By Ray Pride Pride@moviecitynews.com
Pride’s Friday 5, 20 September 2013
1. Prisoners
2. After Tiller
(NYC)
“As shot in a monochrome palette by the great Roger Deakins (Skyfall, so many Coen brothers films), the rain brings its own grey-blue gloom to the pallid faces fearful for the fate of the two children. It’s doomy and luscious, and a wondrous example of what a gifted director of photography can do with today’s digital capture instead of shooting on film. Menacing, heavy rain. A world of overcast, a world of pain. The images say more than words. A world with no escape. “There was a gas station in the background, with mercury vapor lights,” Deakins says in the press kit of the technical means. “The police cars have blue flashing lights, and you don’t want to overpower them, so you tend to work wide and open. We were basically shooting the action with the high-powered flashlights in the hands of the actors so we could get a decent beam and a good, hot image out of them.” This kind of immediacy, and low-light luminosity, suffuses Prisoners.” [More here.]
2. After Tiller
(NYC)
Martha Shane and Lana Wilson’s tender, melancholy yet emphatic observational doc, After Tiller, which follows the work of the last four doctors who perform third-trimester abortions in this country, all who knew or worked with murdered doctor George Tiller, who was gunned down in a Kansas church in 2009. In its quiet way, it’s an advocacy doc to uphold the law of the land: despite a crazy quilt of state regulations, what they do is legal under federal law. The providers discuss the implications of the acts they perform and the reasons several have continued far past retirement age in their calling. (It’s bracing to hear the word “terrorist” correctly applied to acts of intimidation that include murder and firebombing.) The position of the filmmakers is never in doubt, but in detailing the daily choices, acts, and emotions, Shane and Wilson have made an assured, incisive humanistic nonfiction film to admire.
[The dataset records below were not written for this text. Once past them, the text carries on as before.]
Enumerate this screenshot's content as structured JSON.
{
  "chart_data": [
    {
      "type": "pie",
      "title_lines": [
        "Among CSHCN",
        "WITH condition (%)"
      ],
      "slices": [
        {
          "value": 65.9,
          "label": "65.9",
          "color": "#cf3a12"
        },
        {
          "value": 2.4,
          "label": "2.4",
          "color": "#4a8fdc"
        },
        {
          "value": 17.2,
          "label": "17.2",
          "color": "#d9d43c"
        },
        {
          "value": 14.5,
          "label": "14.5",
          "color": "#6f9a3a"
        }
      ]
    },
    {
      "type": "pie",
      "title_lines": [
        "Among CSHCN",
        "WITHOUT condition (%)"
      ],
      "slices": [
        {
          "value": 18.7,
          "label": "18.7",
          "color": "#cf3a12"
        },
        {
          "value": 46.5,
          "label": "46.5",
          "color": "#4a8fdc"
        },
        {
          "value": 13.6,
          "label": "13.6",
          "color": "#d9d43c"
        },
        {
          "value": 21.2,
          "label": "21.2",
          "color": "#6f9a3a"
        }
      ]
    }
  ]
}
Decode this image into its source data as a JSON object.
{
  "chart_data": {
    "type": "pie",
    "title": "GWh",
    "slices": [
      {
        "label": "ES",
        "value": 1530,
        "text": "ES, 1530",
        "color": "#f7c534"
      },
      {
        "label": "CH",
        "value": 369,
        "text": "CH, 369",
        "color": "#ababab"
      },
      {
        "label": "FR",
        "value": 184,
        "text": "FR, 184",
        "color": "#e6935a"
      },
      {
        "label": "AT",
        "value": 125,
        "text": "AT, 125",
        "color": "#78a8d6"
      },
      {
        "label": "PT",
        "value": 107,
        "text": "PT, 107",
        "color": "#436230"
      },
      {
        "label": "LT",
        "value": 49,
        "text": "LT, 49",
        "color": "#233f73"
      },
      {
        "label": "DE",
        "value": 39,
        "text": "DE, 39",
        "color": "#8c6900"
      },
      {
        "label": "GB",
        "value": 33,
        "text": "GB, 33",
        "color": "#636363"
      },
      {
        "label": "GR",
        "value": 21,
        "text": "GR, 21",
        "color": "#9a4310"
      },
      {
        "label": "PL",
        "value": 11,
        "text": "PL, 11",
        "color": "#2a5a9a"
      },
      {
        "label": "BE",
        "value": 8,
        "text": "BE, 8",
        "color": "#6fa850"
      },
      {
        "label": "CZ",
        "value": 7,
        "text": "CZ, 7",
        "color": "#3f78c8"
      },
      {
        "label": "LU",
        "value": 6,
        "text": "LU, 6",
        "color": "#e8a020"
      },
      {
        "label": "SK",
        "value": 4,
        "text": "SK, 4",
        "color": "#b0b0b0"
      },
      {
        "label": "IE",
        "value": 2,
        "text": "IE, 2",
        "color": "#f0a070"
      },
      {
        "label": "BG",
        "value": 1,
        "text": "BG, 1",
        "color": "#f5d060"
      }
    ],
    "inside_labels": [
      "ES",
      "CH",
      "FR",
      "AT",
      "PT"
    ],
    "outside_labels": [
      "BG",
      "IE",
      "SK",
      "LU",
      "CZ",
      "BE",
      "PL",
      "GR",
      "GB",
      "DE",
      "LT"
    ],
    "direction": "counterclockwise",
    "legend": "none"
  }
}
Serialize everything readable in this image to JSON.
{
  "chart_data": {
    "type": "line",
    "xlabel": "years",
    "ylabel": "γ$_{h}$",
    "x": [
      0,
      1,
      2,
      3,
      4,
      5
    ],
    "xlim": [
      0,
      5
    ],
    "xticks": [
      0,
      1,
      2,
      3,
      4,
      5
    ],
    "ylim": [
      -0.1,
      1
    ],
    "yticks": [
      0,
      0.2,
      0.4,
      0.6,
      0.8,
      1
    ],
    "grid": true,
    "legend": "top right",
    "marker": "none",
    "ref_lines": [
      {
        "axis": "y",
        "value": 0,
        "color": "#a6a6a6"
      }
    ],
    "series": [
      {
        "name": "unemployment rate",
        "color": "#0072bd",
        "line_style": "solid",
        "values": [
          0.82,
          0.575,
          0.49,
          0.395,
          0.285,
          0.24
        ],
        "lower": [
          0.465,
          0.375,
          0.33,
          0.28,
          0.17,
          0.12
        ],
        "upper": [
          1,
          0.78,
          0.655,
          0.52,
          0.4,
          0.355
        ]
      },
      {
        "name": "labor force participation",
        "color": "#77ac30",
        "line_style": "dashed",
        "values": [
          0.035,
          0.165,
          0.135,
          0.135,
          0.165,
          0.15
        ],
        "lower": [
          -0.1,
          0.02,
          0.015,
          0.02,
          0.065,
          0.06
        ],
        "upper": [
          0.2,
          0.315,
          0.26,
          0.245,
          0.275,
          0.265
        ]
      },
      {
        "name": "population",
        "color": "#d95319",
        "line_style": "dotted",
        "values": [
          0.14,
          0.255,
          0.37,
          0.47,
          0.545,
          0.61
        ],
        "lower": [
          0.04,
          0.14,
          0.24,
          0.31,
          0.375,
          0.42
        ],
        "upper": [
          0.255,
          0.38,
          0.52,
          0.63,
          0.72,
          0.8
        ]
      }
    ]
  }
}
3. Out 1 – Noli me tangere / Spectre
(DVD)
While I haven’t had time to revisit Rivette’s epic, it looks mighty nice in the bits I’ve dipped into. Jonathan Rosenbaum‘s review at Cinema Scope is a good excuse to add it to the list, skip down to section 2: “For me, Out 1, filmed in the spring of 1970, is both the greatest film made anywhere by anyone about the ’60s in the Western world and the culminating late flowering of the French New Wave… For cinephiles who up until now have had to depend on the execrable transfer of the 13-hour Out 1 available with English and Italian subtitles on various pirate outlets, this is a much bigger event than it might appear to be at first, for several reasons. Let me enumerate just a few of them: First of all, the transfer of the 750-minute Out 1: Noli me tangere is glorious, particularly for the gorgeous colors…” More at the link. An earlier Rosenbaum piece is here. [Prices vary, but today’s amazon.de quote is €43.99.]
4. Simon Killer
(DVD)
Antonio Campos’ Simon Killer is sensual and alarming, and just as cinematically astute as Afterschool, his first feature, and Martha Marcy May Marlene, which he co-produced. Brady Corbet plays Simon, an unformed human, an unformed man on a post-graduate jaunt to Paris. In all his behavior, and especially with women, he makes the wrong choices, he always puts a foot wrong. Corbet is both charming and fearsome, seen seething, seen contemplating. With sound and color, the City of Light is a near-abstraction, as if, we, like Simon are unable to see it clear. Campos’ Paris by night shares some of the crazy stylized palette of Michael Chapman’s work on Taxi Driver. And the sound design is exemplary: we often hear the music in his earbuds, Simon’s subjective choice, rather than the sound of the street. Much is unexplained, yet it’s exhilarating to have character implied by the soundscape rather than text. The liner notes reprint Karina Longworth’s strong notice from LA WEEKLY, which concisely describes Campos’ visual strategy: “Joe Anderson’s gorgeous cinematography is constantly drawing attention to the way eyes—and cameras—work, with widescreen compositions built with Corbet in the absolute center, extreme focal changes amplifying the tension between foreground and background, and pulsing color field abstractions acting as mind’s-eye transitions.” The look and feel of the film is grace in the service of a suspect character’s perceptions of the world. A notable extra: “Antonio Campos and the Case Of the Conscious Camera.”